Given a convex absorbing set $A$ in a vector space $X$, the Minkowski functional of $A$ at $x$ is defined to be $$ \mu_{A}(x) = \inf\left\{ t > 0 : \frac{x}{t} \in A \right\}. $$
One property of this functional is that it satisfies is subadditivity, $$ \mu_{A}(x + y) \leq \mu_{A}(x) + \mu_{A}(y) $$ for all $x, y \in X$.
In all the proofs I've seen for this, the final inequality is always $$ \mu_{A}(x + y) \leq \mu_{A}(x) + \mu_{A}(y) + 2\varepsilon \hspace{20pt}\forall\varepsilon > 0, $$ and the statement that follows is "This implies the desired inequality". Of course, I can see why this is the case (take $\varepsilon \to 0$), but how does one show that formally? What mathematical steps prove the implication?
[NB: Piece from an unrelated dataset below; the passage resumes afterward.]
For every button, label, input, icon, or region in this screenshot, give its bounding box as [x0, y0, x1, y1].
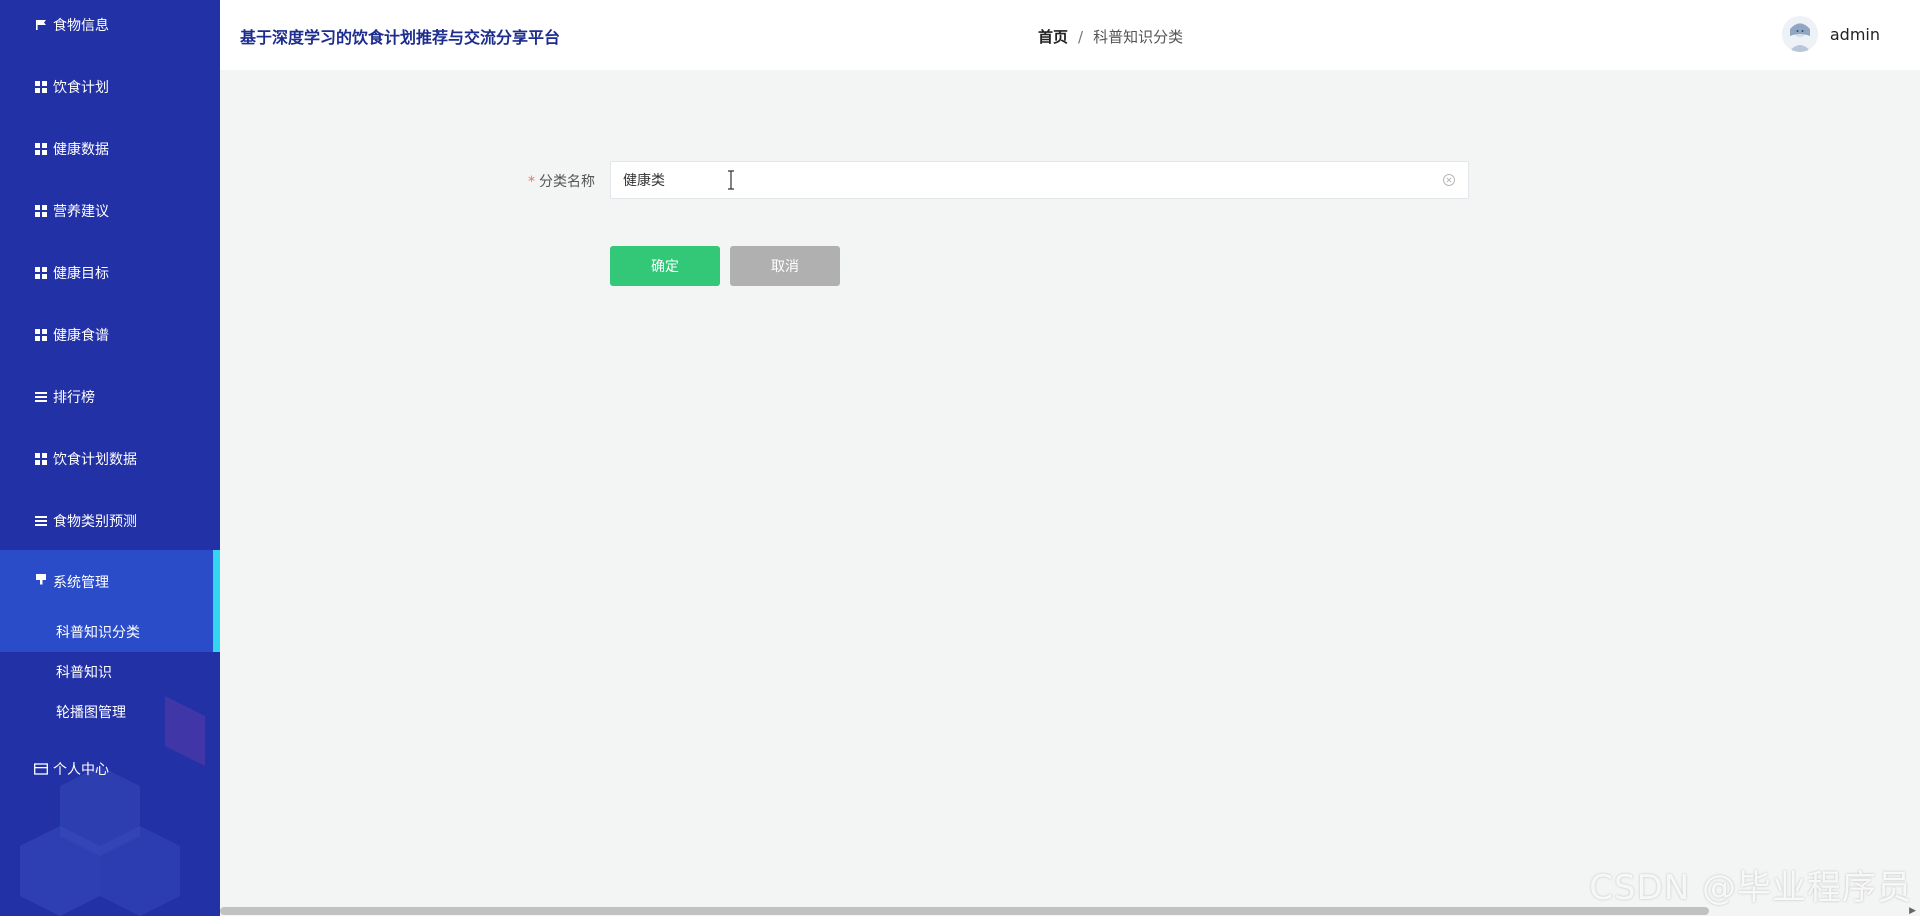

We want to prove $$B\leq C+2\epsilon \quad\forall \epsilon>0 \Rightarrow B\leq C,$$ where $B=\mu_{A}(x+y)$ and $C=\mu_{A}(x)+\mu_{A}(y)$.
The proof proceeds by contradiction: suppose $B>C$. Then $\epsilon_0:=\frac{B-C}{4}>0$, so it is a valid choice for $\epsilon$. Hence we obtain $$B\leq C+2\epsilon_0=\frac{B+C}{2}<\frac{B+B}{2}=B,$$ an obvious contradiction.